Para Othman, medidas simples como o descarte adequado do lixo, uso de
repelentes, telas de proteção e mosquiteiros são fundamentais, além da
identificação precoce dos pacientes.
A professora Edlainny
Araujo Ribeiro, microbiologista e docente da Afya/Redenção, destaca que as
equipes de enfermagem enfrentam desafios adicionais no cuidado aos pacientes.

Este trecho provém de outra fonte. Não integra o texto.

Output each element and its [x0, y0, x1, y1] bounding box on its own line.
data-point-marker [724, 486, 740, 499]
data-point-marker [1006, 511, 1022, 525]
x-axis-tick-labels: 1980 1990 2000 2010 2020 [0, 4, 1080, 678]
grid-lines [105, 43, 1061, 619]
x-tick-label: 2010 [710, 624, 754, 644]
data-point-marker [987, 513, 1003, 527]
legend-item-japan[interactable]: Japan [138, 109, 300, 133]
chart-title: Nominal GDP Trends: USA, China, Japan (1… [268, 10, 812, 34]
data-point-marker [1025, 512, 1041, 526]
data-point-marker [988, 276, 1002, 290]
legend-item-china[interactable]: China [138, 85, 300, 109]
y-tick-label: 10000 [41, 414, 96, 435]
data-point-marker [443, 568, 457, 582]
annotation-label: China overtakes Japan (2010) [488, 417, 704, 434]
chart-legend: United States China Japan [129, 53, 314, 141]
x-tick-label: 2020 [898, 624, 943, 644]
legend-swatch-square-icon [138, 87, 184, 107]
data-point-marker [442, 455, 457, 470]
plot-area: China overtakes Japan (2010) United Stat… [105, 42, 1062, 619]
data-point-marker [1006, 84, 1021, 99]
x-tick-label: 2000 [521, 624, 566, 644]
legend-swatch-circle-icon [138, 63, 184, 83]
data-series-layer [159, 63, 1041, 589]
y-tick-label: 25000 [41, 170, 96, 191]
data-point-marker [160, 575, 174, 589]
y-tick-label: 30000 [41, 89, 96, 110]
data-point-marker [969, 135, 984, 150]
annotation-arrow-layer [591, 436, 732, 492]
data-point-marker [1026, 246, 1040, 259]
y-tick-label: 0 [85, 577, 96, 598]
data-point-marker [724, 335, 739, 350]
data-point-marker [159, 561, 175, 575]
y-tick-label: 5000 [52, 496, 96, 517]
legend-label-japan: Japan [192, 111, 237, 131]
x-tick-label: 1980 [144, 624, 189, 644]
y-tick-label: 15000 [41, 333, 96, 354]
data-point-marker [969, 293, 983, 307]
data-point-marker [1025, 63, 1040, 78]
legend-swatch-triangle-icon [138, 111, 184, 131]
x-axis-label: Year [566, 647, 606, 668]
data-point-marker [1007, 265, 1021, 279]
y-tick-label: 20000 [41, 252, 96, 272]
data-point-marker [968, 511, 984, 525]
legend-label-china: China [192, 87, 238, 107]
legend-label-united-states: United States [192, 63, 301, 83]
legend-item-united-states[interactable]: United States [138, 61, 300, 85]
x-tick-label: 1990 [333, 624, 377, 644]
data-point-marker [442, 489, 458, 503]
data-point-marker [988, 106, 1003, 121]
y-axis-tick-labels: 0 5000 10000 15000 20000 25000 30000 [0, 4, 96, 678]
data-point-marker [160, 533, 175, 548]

“Muitas arboviroses apresentam sinais e sintomas semelhantes, o que dificulta o
diagnóstico clínico. Em alguns casos, é necessário recorrer a exames de
biologia molecular, ainda pouco disponíveis em municípios menores ou áreas
remotas”, explica. Ela cita a febre Mayaro como exemplo de doença endêmica da
Amazônia que permanece subdiagnosticada.
De acordo com a
Secretaria de Estado de Saúde Pública (Sespa), o Pará registrou 17 mil casos
prováveis de dengue em 2025, uma redução de cerca de 14% em relação ao mesmo
período de 2024, quando foram notificados 19,7 mil casos. Apesar da queda nos
registros, o número de óbitos aumentou: foram confirmadas 28 mortes em 2025, contra
11 no ano anterior. O dado reforça que, mesmo com menor incidência, a gravidade
da doença permanece elevada e exige atenção redobrada das autoridades e da
população.
Já os dados do Boletim
Epidemiológico Brasileiro mostram que as regiões Norte e Nordeste concentram as
maiores taxas de detecção de casos e óbitos por doenças tropicais
negligenciadas, cenário diretamente relacionado ao Índice Brasileiro de
Privação. Para Edlainny, isso reforça a necessidade de investimentos em
pesquisa, controle de vetores e enfrentamento dos determinantes sociais da
saúde.
Entre os desafios
práticos, a docente aponta a sobrecarga assistencial durante surtos,
dificuldades de acesso em áreas ribeirinhas, necessidade de educação dos
pacientes para adesão ao tratamento e vigilância epidemiológica integrada. “As
mudanças climáticas exigem que os enfermeiros atuem sob a perspectiva de Uma Só
Saúde, que considera a interconexão entre saúde ambiental, humana e animal”,
ressalta.
O controle da dengue
continua sendo um dos maiores desafios. Apesar da existência da vacina CYD-TDV,
licenciada em alguns países, a Organização Mundial da Saúde (OMS) recomenda
cautela e screening pré-vacinal, já que o imunizante mostrou riscos em
indivíduos sem infecção prévia. “Enquanto não tivermos uma vacina altamente
segura e eficaz, o controle vetorial e as medidas comunitárias ainda são as
principais ferramentas”, reforça Edlainny.
Novas tecnologias já
estão sendo aplicadas na vigilância ambiental. Othman cita o uso de mosquitos
Aedes aegypti infectados com a bactéria Wolbachia, que impede o desenvolvimento
de vírus como dengue e chikungunya. Edlainny complementa que drones vêm sendo
utilizados para mapear áreas de difícil acesso e identificar criadouros,
otimizando ações de controle em regiões rurais e amazônicas.